Q: What is the role of lipoproteins in transporting cholesterol in the body?

Lipoproteins act as vehicles to transport cholesterol in the bloodstream to different cells, but some cholesterol can get deposited in blood vessel walls, causing blockages.

Q: Can all types of lipoproteins with the APO B tag contribute to the buildup of blockages in blood vessels?

Yes, all lipoproteins with the APO B tag, including LDL, IDL, and VLDL, have the potential to be deposited in blood vessel walls, leading to blockages.

Q: Can cholesterol levels get too low?

From the available clinical studies, there doesn't seem to be a limit for how low APO B levels can be brought. Lowering cholesterol levels through statins is considered safe and has shown significant reductions in heart attack rates and death rates.

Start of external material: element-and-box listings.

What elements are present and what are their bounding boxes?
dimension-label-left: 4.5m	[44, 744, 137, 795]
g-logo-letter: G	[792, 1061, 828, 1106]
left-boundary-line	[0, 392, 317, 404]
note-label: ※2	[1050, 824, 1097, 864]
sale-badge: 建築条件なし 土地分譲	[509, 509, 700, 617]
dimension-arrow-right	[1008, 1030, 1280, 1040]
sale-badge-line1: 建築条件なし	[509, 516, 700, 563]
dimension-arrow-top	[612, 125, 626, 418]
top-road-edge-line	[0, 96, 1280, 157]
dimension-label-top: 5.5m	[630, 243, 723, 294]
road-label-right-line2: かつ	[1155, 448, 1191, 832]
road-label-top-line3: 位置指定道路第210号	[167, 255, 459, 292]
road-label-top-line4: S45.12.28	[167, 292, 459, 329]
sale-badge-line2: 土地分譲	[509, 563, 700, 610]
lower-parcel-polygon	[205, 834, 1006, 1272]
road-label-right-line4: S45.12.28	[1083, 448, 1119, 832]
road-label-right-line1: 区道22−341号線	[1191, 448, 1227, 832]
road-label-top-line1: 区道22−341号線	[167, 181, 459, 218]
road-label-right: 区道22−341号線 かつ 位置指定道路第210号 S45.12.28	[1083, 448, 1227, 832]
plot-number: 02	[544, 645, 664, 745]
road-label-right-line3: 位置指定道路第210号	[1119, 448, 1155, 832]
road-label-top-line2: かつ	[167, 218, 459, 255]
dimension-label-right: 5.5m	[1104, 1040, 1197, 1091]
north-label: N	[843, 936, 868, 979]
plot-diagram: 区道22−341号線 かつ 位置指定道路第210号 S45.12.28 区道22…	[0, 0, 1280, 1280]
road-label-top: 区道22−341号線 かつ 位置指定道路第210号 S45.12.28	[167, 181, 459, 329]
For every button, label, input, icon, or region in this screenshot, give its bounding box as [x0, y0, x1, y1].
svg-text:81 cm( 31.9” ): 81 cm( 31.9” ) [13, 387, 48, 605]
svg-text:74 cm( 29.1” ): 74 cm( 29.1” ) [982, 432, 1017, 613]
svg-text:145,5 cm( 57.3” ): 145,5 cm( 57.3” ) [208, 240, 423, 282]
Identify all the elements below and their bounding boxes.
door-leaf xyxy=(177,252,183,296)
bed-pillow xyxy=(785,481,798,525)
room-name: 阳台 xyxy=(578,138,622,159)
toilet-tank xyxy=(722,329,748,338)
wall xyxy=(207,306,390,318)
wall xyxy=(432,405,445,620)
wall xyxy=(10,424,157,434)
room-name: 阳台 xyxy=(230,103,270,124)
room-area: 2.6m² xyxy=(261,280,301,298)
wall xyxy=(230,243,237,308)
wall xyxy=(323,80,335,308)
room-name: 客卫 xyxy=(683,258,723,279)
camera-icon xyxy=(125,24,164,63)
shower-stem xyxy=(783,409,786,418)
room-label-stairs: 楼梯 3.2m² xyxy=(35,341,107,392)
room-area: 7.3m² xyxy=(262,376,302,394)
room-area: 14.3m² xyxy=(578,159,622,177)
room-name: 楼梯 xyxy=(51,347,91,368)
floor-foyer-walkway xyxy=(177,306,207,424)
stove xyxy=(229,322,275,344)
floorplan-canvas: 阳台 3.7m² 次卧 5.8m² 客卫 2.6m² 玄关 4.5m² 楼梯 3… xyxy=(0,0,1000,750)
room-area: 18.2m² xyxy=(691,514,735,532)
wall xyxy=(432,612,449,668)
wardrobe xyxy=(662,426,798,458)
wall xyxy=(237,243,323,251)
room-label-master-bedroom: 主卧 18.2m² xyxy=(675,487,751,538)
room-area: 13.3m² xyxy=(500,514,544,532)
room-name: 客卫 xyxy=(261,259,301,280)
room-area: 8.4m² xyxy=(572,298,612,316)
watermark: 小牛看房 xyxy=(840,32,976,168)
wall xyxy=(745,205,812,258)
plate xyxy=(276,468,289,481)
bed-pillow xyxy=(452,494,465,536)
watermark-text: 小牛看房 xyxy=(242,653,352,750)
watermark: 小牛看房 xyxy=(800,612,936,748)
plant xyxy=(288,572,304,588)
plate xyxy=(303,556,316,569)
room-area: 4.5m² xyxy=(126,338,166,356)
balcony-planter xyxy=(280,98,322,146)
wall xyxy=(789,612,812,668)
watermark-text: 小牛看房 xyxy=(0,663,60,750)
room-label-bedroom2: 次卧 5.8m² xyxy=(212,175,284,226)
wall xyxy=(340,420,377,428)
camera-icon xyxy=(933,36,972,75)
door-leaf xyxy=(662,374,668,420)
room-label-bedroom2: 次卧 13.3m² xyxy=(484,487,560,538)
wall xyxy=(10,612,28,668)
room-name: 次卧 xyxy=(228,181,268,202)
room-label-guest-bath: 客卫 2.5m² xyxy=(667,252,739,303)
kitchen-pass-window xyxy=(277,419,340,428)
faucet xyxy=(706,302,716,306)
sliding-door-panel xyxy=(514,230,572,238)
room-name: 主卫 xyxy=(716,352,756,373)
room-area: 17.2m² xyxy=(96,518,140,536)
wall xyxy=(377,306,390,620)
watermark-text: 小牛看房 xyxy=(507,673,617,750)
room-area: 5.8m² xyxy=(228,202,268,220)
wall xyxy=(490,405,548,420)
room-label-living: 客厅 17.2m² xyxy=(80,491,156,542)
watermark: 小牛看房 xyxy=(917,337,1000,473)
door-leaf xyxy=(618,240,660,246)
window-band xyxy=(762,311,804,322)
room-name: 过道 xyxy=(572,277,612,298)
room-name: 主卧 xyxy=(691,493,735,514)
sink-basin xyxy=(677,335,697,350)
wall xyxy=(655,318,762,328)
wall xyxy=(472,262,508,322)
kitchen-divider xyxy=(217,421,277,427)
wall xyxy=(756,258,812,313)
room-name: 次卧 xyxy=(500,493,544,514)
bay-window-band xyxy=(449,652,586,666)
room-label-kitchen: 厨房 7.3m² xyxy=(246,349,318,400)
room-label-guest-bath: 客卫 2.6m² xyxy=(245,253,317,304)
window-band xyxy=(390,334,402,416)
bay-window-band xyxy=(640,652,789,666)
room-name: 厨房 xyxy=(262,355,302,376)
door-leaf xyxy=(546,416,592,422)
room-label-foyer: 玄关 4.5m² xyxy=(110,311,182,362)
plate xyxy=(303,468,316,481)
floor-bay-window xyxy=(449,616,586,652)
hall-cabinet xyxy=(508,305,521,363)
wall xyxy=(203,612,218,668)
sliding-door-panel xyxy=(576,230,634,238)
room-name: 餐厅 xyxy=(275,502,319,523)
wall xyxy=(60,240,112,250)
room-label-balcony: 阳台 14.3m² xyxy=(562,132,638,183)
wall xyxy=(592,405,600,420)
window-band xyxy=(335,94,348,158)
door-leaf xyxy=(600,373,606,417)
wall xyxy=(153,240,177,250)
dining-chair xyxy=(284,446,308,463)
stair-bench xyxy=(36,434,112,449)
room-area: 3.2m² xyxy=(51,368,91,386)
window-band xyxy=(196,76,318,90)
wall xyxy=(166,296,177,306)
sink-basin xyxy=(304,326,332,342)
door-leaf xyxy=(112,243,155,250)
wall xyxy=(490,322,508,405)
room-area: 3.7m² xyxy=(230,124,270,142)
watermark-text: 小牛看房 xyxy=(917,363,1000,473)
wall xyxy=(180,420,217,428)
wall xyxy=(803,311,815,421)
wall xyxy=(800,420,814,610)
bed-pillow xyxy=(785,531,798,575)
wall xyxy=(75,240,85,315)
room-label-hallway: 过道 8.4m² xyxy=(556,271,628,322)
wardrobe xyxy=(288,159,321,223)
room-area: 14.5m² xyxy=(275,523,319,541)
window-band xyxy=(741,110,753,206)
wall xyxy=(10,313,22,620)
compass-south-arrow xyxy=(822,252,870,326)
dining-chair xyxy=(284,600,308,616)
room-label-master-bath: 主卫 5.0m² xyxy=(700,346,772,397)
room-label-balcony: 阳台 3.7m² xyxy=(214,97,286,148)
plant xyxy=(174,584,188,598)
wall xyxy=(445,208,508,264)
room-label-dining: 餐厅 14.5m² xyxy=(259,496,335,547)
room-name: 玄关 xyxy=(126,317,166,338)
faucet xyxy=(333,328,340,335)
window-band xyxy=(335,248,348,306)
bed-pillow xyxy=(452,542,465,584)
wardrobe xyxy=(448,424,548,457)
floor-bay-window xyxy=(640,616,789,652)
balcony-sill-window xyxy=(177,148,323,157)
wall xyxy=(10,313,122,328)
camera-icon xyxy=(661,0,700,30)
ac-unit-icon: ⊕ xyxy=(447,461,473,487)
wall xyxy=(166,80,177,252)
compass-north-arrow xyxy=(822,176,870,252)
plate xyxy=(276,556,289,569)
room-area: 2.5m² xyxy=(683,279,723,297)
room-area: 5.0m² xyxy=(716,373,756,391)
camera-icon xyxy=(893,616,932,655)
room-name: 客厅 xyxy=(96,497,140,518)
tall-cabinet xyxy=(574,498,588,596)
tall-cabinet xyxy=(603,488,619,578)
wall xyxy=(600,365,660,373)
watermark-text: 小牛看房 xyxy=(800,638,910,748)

Q: What lifestyle changes can help lower APO B lipoproteins?

Regular exercise has been shown to reduce cholesterol levels and lower heart attack rates. A healthy diet, particularly the Mediterranean diet, low in saturated fat and high in fiber, can also lower LDL cholesterol. However, medication may be necessary to reach optimal APO B levels for those who want to minimize their risk of heart attacks and live healthily past 100 years of age.

Q: Are all types of LDL cholesterol dangerous, or is it only the small dense LDL that poses a risk?

Contrary to the misconception, all types of lipoproteins with the APO B tag, including all types of LDL, can contribute to blockages in blood vessels. It is important to address all of them when aiming to reduce the risk of heart disease.

Summary & Key Takeaways

  • Cholesterol is necessary for cell membranes, hormone production, and bile production.

  • Lipoproteins transport cholesterol in the blood, but some of it can get deposited in blood vessel walls, leading to blockages.

  • Lowering APO B lipoproteins, such as LDL cholesterol, through exercise, diet, and medication can significantly reduce the risk of heart attacks and strokes.